Fig. 5: Validation of the affinity molecular assay for C. albicans detection.

a Performance of AMS technology in detecting simulated C. albicans positive blood samples: 20 plasma samples (blue) and 20 whole blood samples (red). b The anti-interference ability of AMS-qPCR assay. Simulated clinical samples (blood and BAL) were used as blank groups, interfering with C.glabrata, K.pneumoniae, and C. albicans genomic DNA. c LOD of the affinity molecular assay for C. albicans detection from blood and BAL samples, respectively. Direct visualization of fluorescence by naked eyes under blue light. NC: represents reactions without substrate. d–f Linear regression analysis for the assay. d, e Linear relationship observed between fluorescence intensity and negative logarithm of C. albicans concentration in simulated blood samples and BAL samples (3 × 10¹ CFU/mL to 3 × 10⁶ CFU/mL) in the affinity molecular assay. f The linear relationship observed in the AMS-qPCR assay. Mean ± s.d. of n = 20 biological replicates for a, and mean ± s.d. of n =  3 technical replicates for (b, d–f).

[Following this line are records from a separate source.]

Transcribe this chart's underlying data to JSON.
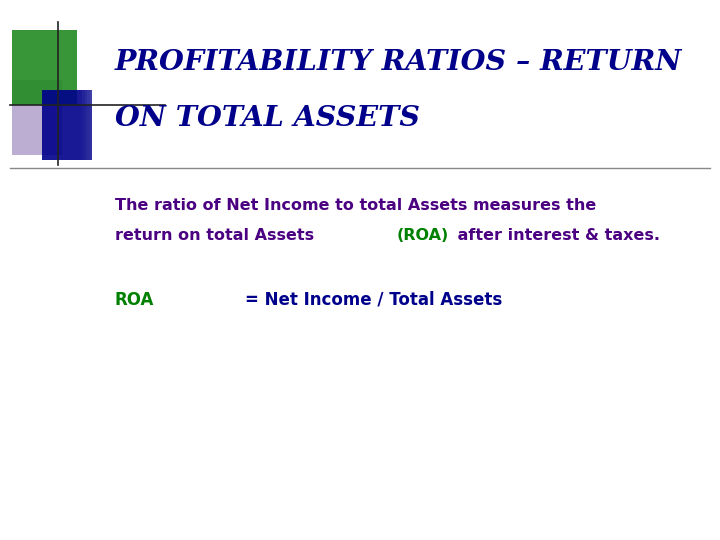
{
  "title_line1": "PROFITABILITY RATIOS – RETURN",
  "title_line2": "ON TOTAL ASSETS",
  "title_color": "#00008B",
  "body_color": "#4B0082",
  "roa_highlight_color": "#008000",
  "roa_label": "ROA",
  "roa_formula": "= Net Income / Total Assets",
  "formula_color": "#00008B",
  "background_color": "#FFFFFF",
  "decor_green": "#228B22",
  "decor_blue": "#00008B",
  "decor_purple": "#7B5EA7",
  "separator_color": "#888888"
}
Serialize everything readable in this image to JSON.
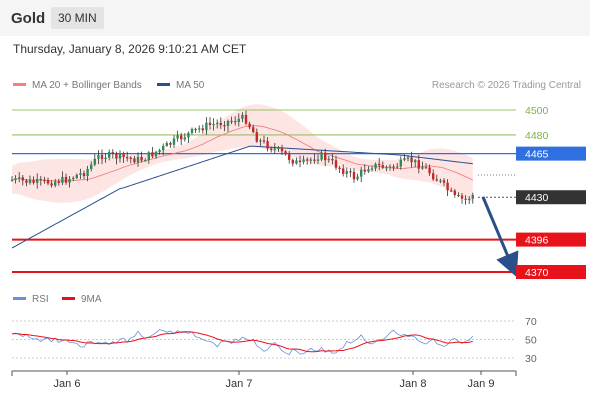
{
  "header": {
    "title": "Gold",
    "timeframe": "30 MIN"
  },
  "datetime": "Thursday, January 8, 2026 9:10:21 AM CET",
  "legend": {
    "ma20": {
      "label": "MA 20 + Bollinger Bands",
      "color": "#f28080"
    },
    "ma50": {
      "label": "MA 50",
      "color": "#2a4f8a"
    }
  },
  "credit": "Research © 2026 Trading Central",
  "levels": [
    {
      "price": "4500",
      "style": "resistance-target",
      "color": "#7cb342"
    },
    {
      "price": "4480",
      "style": "resistance-target",
      "color": "#7cb342"
    },
    {
      "price": "4465",
      "style": "pivot",
      "color": "#2f6fe0"
    },
    {
      "price": "4430",
      "style": "last-price",
      "color": "#333333"
    },
    {
      "price": "4396",
      "style": "support-target",
      "color": "#e8131a"
    },
    {
      "price": "4370",
      "style": "support-target",
      "color": "#e8131a"
    }
  ],
  "rsi_legend": {
    "rsi": {
      "label": "RSI",
      "color": "#6d8fd6"
    },
    "ma9": {
      "label": "9MA",
      "color": "#e8131a"
    }
  },
  "chart_data": {
    "type": "candlestick",
    "x_ticks": [
      "Jan 6",
      "Jan 7",
      "Jan 8",
      "Jan 9"
    ],
    "y_ticks": [
      4500,
      4480
    ],
    "rsi_ticks": [
      70,
      50,
      30
    ],
    "rsi_range": [
      0,
      100
    ],
    "last_price": 4430,
    "forecast": {
      "from": 4430,
      "to": 4370,
      "direction": "down"
    }
  }
}
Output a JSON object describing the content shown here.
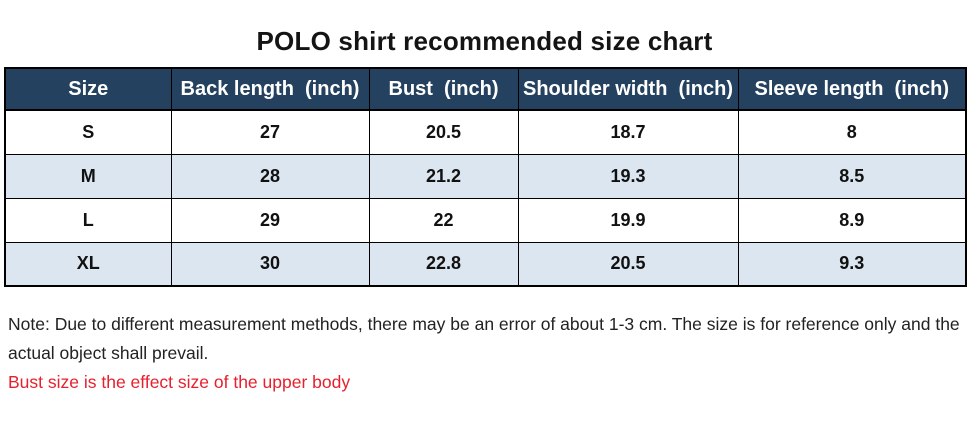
{
  "title": "POLO shirt recommended size chart",
  "table": {
    "headers": [
      "Size",
      "Back length  (inch)",
      "Bust  (inch)",
      "Shoulder width  (inch)",
      "Sleeve length  (inch)"
    ],
    "rows": [
      [
        "S",
        "27",
        "20.5",
        "18.7",
        "8"
      ],
      [
        "M",
        "28",
        "21.2",
        "19.3",
        "8.5"
      ],
      [
        "L",
        "29",
        "22",
        "19.9",
        "8.9"
      ],
      [
        "XL",
        "30",
        "22.8",
        "20.5",
        "9.3"
      ]
    ]
  },
  "notes": {
    "measurement": "Note: Due to different measurement methods, there may be an error of about 1-3 cm. The size is for reference only and the actual object shall prevail.",
    "bust": "Bust size is the effect size of the upper body"
  },
  "colors": {
    "header-bg": "#24415f",
    "header-text": "#ffffff",
    "stripe-bg": "#dce6f1",
    "border": "#000000",
    "note-red": "#e6202e",
    "text": "#141414"
  }
}
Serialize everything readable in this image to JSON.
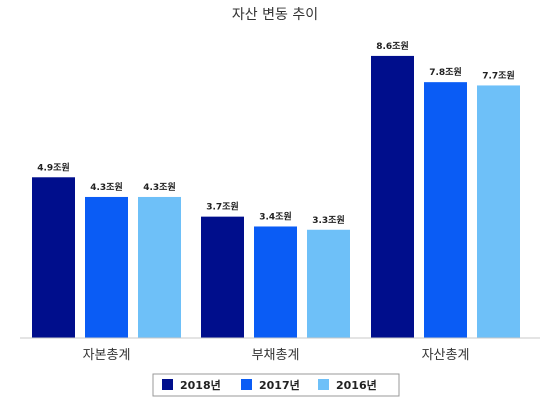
{
  "chart_data": {
    "type": "bar",
    "title": "자산 변동 추이",
    "categories": [
      "자본총계",
      "부채총계",
      "자산총계"
    ],
    "series": [
      {
        "name": "2018년",
        "color": "#000e8c",
        "values": [
          4.9,
          3.7,
          8.6
        ],
        "labels": [
          "4.9조원",
          "3.7조원",
          "8.6조원"
        ]
      },
      {
        "name": "2017년",
        "color": "#0a5cf5",
        "values": [
          4.3,
          3.4,
          7.8
        ],
        "labels": [
          "4.3조원",
          "3.4조원",
          "7.8조원"
        ]
      },
      {
        "name": "2016년",
        "color": "#6ec0f8",
        "values": [
          4.3,
          3.3,
          7.7
        ],
        "labels": [
          "4.3조원",
          "3.3조원",
          "7.7조원"
        ]
      }
    ],
    "ylim": [
      0,
      10
    ],
    "grid": false,
    "legend_position": "bottom"
  }
}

The statistical significance of a was analyzed using a two-tailed Student’s t-test. g Fungal fluorescence staining of blood and BAL samples with various C. albicans concentrations, showing Calcofluor White staining of chitin-rich cell walls. Scale bars: 20 µm. h–i Affinity molecular detection for simulated clinical samples and clinical samples. h The simulated samples: left, 80 positive samples, 40 blood samples (red) and 40 BAL samples (blue); right, 40 negative samples (20 blood samples and 20 BAL samples). i Clinical samples .25 BAL (red), 6 blood (green), 1 urine (blue), and 1 peritoneal fluid (green). The fluorescence readout was measured at 20 min at 42 °C. j Analysis of ROC curve in clinical sample testing. k SDA plate culture and colony counting technique examined the capture efficiency of MB-PfCBP-A, the experiment was repeated three times, with one representative result shown. Source data are provided as a Source Data file.